With raiding no longer causing tensions between FTP-NEA and FEA-United, a merger was quickly agreed to. FTP-NEA's Board of Directors signed off on the terms of a merger in April 1998, with FEA-United following suit in June. Members of each organization approved the merger in April and May 1999, and a founding convention was held in June 2000. The combined federation, now calling itself by its original name, represented about 240,000 members and was the largest labor organization in the state. Maureen Dinnen, a Broward County community college professor, was elected president.

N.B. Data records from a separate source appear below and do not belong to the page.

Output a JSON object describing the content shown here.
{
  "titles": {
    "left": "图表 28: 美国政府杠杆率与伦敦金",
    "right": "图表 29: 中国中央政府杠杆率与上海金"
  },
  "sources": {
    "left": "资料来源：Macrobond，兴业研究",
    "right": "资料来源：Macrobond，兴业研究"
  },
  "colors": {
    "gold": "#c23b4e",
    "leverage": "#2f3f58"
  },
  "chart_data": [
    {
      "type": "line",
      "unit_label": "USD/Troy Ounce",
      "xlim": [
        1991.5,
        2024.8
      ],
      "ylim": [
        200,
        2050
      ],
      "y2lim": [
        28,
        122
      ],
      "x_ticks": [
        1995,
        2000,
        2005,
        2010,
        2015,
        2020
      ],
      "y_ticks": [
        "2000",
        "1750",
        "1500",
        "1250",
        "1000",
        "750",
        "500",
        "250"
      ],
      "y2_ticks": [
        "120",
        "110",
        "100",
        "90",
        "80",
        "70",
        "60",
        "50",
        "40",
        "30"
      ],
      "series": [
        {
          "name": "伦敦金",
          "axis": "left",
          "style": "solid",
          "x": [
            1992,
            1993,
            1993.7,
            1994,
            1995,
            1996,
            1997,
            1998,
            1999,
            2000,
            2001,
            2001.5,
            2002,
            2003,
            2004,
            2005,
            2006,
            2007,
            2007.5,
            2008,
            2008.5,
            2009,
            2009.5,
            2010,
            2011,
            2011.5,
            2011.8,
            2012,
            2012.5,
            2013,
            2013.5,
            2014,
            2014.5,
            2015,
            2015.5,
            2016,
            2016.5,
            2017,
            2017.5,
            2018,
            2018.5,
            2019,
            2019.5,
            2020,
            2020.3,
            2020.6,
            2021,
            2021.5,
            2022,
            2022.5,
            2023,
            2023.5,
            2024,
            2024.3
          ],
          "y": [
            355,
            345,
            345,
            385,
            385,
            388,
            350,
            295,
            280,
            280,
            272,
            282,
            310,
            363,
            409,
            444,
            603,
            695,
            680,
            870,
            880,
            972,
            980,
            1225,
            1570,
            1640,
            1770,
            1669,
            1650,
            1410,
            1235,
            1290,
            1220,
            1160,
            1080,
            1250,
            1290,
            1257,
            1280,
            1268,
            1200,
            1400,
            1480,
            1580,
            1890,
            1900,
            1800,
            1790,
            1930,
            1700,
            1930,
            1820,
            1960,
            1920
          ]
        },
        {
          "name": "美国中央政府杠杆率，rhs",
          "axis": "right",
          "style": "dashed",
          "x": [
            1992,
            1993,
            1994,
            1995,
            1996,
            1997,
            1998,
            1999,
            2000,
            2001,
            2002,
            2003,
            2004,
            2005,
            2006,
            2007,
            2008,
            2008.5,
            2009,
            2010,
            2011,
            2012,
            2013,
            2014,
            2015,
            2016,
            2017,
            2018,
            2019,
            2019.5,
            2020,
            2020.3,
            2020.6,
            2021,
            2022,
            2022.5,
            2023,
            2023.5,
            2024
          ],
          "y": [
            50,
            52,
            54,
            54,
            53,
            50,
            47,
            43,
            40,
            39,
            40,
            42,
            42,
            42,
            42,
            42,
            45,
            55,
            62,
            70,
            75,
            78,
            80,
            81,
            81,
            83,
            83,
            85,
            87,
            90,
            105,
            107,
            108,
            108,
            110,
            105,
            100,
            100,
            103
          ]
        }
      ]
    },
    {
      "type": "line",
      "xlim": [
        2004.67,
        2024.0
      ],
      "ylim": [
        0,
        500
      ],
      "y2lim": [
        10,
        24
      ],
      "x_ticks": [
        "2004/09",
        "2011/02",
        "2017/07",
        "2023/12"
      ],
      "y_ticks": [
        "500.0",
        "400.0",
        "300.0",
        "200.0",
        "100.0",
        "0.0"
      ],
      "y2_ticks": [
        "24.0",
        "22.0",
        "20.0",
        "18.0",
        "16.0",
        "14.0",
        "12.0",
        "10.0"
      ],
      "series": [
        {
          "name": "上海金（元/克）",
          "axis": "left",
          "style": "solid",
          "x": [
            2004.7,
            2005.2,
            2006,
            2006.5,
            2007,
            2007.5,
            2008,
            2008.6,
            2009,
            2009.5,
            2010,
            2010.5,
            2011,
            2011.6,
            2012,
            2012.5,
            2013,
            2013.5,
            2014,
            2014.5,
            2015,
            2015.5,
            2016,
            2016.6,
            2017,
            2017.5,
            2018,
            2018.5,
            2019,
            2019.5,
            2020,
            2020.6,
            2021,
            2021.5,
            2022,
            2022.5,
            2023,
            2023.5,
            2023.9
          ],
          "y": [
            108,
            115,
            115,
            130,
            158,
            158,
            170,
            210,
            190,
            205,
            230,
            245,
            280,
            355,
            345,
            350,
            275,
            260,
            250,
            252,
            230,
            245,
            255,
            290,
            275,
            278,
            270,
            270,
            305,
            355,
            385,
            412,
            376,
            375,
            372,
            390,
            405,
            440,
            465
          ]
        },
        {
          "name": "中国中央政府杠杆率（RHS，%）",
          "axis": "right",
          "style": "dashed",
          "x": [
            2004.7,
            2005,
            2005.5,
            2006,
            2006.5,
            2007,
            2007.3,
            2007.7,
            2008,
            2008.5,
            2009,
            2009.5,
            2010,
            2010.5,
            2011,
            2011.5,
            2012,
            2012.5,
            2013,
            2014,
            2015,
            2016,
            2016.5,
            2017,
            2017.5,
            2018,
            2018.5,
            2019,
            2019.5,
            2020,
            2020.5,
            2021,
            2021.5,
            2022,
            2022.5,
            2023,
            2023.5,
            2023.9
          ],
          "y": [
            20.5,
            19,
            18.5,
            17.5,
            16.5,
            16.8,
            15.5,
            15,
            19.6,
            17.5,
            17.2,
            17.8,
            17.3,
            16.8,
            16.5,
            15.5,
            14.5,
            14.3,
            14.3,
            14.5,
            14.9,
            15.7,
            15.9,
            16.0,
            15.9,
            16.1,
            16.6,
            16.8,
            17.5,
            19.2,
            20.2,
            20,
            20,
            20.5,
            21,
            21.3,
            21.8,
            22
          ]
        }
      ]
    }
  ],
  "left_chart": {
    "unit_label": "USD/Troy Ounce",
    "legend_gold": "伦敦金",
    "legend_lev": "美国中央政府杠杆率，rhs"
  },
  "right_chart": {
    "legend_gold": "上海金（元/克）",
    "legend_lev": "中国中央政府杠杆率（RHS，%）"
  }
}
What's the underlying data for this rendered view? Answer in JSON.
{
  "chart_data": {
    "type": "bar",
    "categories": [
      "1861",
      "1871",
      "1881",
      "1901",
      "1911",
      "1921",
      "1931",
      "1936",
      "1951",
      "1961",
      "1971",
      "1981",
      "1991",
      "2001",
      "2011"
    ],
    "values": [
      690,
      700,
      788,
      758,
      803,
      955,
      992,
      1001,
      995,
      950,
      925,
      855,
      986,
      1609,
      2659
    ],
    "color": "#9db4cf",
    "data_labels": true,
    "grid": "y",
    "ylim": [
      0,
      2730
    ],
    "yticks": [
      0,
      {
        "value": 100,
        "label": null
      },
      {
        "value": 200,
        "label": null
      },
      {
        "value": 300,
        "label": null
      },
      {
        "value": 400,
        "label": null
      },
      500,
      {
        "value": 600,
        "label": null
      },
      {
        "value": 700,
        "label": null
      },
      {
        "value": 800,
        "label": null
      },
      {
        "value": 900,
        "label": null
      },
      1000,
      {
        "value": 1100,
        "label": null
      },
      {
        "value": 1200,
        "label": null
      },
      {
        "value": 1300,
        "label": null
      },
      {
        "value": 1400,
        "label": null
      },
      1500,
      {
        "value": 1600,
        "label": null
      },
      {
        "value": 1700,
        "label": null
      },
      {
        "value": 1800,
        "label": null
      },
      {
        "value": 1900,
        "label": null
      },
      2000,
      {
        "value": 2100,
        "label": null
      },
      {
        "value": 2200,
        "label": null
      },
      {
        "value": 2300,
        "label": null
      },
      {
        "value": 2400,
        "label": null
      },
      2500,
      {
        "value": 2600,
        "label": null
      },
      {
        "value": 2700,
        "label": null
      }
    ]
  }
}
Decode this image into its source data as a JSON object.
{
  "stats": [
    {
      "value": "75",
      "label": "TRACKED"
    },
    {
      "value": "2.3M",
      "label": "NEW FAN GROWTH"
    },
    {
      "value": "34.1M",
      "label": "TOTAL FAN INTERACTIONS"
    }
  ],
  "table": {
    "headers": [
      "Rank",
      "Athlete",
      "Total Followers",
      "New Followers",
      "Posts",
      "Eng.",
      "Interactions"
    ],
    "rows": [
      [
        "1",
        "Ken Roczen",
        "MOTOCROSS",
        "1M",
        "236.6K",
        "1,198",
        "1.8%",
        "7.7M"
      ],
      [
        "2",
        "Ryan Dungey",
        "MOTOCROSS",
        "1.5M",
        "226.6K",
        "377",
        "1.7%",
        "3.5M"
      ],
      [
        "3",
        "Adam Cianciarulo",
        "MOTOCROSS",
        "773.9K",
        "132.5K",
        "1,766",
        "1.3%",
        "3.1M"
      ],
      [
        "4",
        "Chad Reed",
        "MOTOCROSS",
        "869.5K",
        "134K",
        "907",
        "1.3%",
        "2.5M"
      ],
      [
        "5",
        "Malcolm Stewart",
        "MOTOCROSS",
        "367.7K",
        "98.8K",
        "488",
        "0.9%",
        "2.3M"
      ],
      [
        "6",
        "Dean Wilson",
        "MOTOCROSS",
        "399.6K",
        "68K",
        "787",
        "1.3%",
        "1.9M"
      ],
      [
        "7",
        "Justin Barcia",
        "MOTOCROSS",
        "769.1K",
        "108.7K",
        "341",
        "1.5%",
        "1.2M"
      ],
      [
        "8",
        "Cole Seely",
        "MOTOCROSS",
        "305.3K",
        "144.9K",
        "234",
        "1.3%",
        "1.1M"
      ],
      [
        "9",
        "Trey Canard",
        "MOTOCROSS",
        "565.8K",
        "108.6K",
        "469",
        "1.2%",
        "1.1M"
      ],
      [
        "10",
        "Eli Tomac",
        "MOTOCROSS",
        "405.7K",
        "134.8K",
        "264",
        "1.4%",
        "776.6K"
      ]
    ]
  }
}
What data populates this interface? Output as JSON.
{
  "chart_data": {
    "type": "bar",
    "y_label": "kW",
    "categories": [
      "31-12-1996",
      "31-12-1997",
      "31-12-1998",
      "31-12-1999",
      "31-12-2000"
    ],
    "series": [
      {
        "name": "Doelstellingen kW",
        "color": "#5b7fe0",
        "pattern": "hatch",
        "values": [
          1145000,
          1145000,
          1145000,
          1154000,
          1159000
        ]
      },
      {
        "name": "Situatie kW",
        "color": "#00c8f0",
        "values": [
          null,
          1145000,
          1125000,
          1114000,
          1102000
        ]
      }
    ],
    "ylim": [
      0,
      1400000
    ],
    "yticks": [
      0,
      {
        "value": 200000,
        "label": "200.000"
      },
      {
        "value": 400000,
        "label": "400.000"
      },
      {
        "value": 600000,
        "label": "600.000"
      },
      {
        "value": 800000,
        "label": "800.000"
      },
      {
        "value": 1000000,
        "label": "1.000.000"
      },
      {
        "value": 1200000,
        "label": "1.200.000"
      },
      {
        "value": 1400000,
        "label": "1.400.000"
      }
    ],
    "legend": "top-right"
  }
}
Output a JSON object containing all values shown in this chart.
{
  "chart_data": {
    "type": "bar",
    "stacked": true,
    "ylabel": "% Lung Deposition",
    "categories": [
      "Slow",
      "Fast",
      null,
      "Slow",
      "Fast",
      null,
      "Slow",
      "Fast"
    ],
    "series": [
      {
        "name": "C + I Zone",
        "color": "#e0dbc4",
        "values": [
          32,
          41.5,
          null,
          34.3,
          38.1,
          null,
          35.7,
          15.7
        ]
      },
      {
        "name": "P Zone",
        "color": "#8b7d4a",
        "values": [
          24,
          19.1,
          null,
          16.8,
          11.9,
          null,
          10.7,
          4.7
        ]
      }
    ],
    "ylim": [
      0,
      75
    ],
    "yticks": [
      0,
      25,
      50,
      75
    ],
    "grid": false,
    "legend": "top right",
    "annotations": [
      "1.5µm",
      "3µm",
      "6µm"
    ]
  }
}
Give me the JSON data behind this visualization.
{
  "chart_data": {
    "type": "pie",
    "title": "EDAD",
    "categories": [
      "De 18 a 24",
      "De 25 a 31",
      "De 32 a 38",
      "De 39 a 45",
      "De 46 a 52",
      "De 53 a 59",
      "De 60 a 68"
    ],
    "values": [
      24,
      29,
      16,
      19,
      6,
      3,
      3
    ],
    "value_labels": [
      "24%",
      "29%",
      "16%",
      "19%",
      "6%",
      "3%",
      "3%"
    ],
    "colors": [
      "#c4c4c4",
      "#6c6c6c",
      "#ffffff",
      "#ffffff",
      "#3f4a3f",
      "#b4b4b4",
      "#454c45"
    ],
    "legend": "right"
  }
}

She subsequently won election as an AFT vice president as well.

==Post-merger==

===Political effectiveness===
Since the merger in 2000, FEA has been involved in a number of political battles. Florida's governor's office and state legislature have been dominated by Republicans, who have proven legislatively active and willing to experiment with a number of new educational policies. FEA, traditionally much more prone to lean Democratic, has engaged in draining and lengthy battles over school vouchers, teacher tenure, merit pay, bonus pay, bans and limitations on the collection of teacher union dues, the teaching of creationism, student testing, classroom overcrowding and salaries.

However, some observers claim the merger has not had positive results. Critics argue that local FEA unions are less effective in collective bargaining, local and state annual dues are too high, young teachers are reluctant to join their local affiliates, and neither the state association nor local unions have done much to protect under-performing teachers from being fired. These critics say the association is are increasingly frozen out of politics. FEA supporters counter that the federation has proven effective despite these odds, and remains a force in state politics. They point to the federation's king-making role in the state's 2002 Democratic gubernatorial primary, where the union's candidate (Bill McBride) defeated a better-known and funded candidate (Janet Reno) and ran a strong campaign against a popular, wealthy incumbent (Gov. Jeb Bush).

===Scandals===
FEA has seen a number of scandals since the merger as well. In March 2001, a secretary in the Port Charlotte, Florida, local embezzled $66,000. In July of the same year, long-time Broward Teachers Union president Tony Gentile was arrested during an Internet sting operation. In a settlement package, the local union paid him for unused sick and vacation time and a retirement contribution valued at $120,000. In February 2003, $40,000 was embezzled from the St. Lucie County Classroom Teachers Association. And in April 2003, the FBI and Miami police raided the headquarters of the United Teachers of Dade after receiving a tip that president Pat Tornillo had embezzled or misspent millions of dollars in union dues. Critics and supporters worry that the scandals are symbolic of deeper organizational and financial control problems within FEA.

===Successes===
FEA has also had a number of successes. The union successfully challenged the state's school voucher law, and beat back a 2002 state attempt to give local school districts the right to privatize public school workers such as bus drivers, cafeteria workers, aides and others. In 2002, the union also successfully organized the full-time professors, counselors and librarians at Florida Community College at Jacksonville after two previous unsuccessful organizing elections.

===Changes===
Dinnen retired as FEA president in 2003. She then ran for and won a seat on the Broward County school board. During her tenure as President of the Association she presided over the selection in 2000 of former FTP-NEA President Aaron Wallace as the FEA Chief of Staff.

Andy Ford was elected her successor. Ford was previously the president of Duval Teachers United and part of the team which negotiated the FTP-NEA/FEA-United merger in 2000. He had also been elected the statewide federation's First Vice President in 2000. Ford has focused FEA's energies on internal organizing, grass-roots political mobilization, building stronger and more effective locals, and offering union-provided professional development to all FEA members.

Andrew Spar is the current FEA president. He was formerly the vice president of FEA and took on this position in September 2020 after succeeding former president Fedrick Ingram, who was elected secretary-treasurer of the American Federation of Teachers.